Counsel patients about the reproductive risk and contraception requirements during ceritinib treatment. Ceritinib can be teratogenic if taken by the mother during pregnancy. Females of reproductive potential should avoid pregnancy and use effective contraception during and for at least 6 months after treatment with ceritinib. Females of reproductive potential should undergo pregnancy testing prior to initiation of ceritinib.
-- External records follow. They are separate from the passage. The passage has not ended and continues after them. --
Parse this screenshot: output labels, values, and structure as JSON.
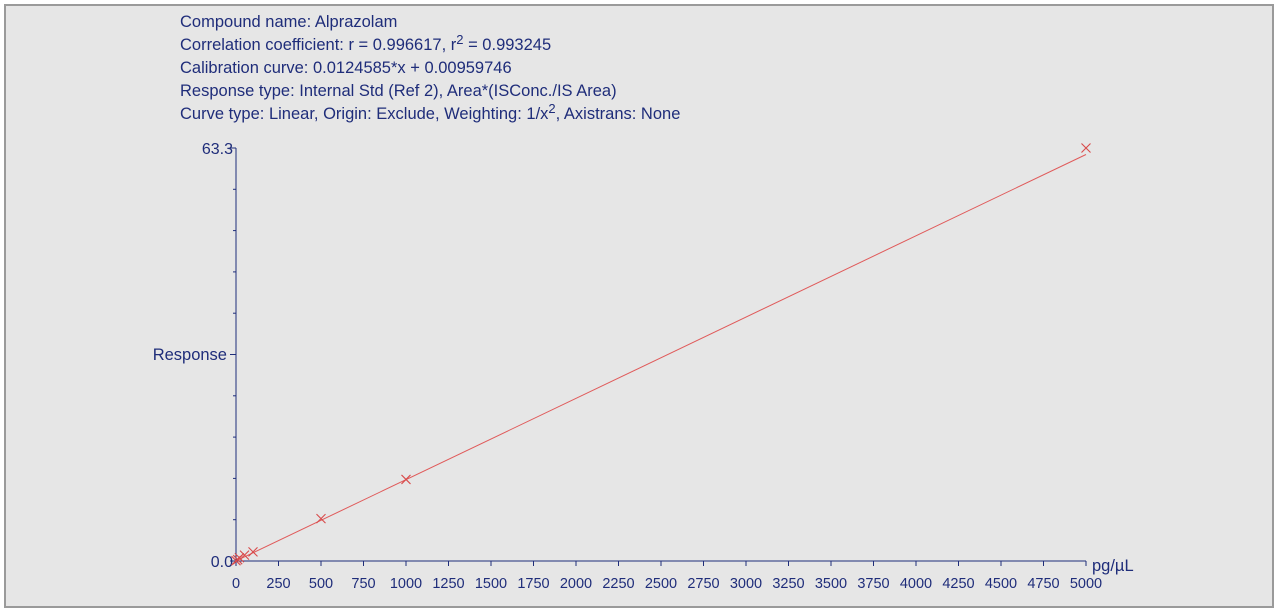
{
  "info": {
    "compound_label": "Compound name:",
    "compound_value": "Alprazolam",
    "corr_label": "Correlation coefficient:",
    "corr_r": "r = 0.996617,",
    "corr_r2_prefix": "r",
    "corr_r2_exp": "2",
    "corr_r2_value": " = 0.993245",
    "calib_label": "Calibration curve:",
    "calib_value": "0.0124585*x + 0.00959746",
    "response_label": "Response type:",
    "response_value": "Internal Std (Ref 2), Area*(ISConc./IS Area)",
    "curve_label": "Curve type:",
    "curve_value_1": "Linear, Origin: Exclude, Weighting: 1/x",
    "curve_value_exp": "2",
    "curve_value_2": ", Axistrans: None"
  },
  "chart_data": {
    "type": "scatter",
    "title": "",
    "xlabel": "pg/µL",
    "ylabel": "Response",
    "xlim": [
      0,
      5000
    ],
    "ylim": [
      0.0,
      63.3
    ],
    "y_tick_labels": [
      "0.0",
      "63.3"
    ],
    "x_ticks": [
      0,
      250,
      500,
      750,
      1000,
      1250,
      1500,
      1750,
      2000,
      2250,
      2500,
      2750,
      3000,
      3250,
      3500,
      3750,
      4000,
      4250,
      4500,
      4750,
      5000
    ],
    "calibration_line": {
      "slope": 0.0124585,
      "intercept": 0.00959746
    },
    "points": [
      {
        "x": 0,
        "y": 0.05
      },
      {
        "x": 10,
        "y": 0.2
      },
      {
        "x": 20,
        "y": 0.5
      },
      {
        "x": 50,
        "y": 0.9
      },
      {
        "x": 100,
        "y": 1.4
      },
      {
        "x": 500,
        "y": 6.5
      },
      {
        "x": 1000,
        "y": 12.5
      },
      {
        "x": 5000,
        "y": 63.3
      }
    ],
    "colors": {
      "axis": "#1f2d7a",
      "line": "#e05a5a",
      "marker": "#d84a4a",
      "background": "#e6e6e6"
    },
    "grid": false
  }
}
Based on the potential for male-mediated teratogenicity, males with female partners of reproductive potential should use condoms during treatment with ceritinib and for 3 months after the last dose. Women who become pregnant while receiving ceritinib or while their partner is receiving ceritinib should be apprised of the potential hazard to the fetus. There are no data regarding the effect of ceritinib on human fertility. In general toxicology studies conducted in monkeys and rats at exposures greater than or equal to 0.5-fold and 1.5-fold, respectively of the human exposure at the recommended dose, there were no adverse effects on male or female reproductive organs.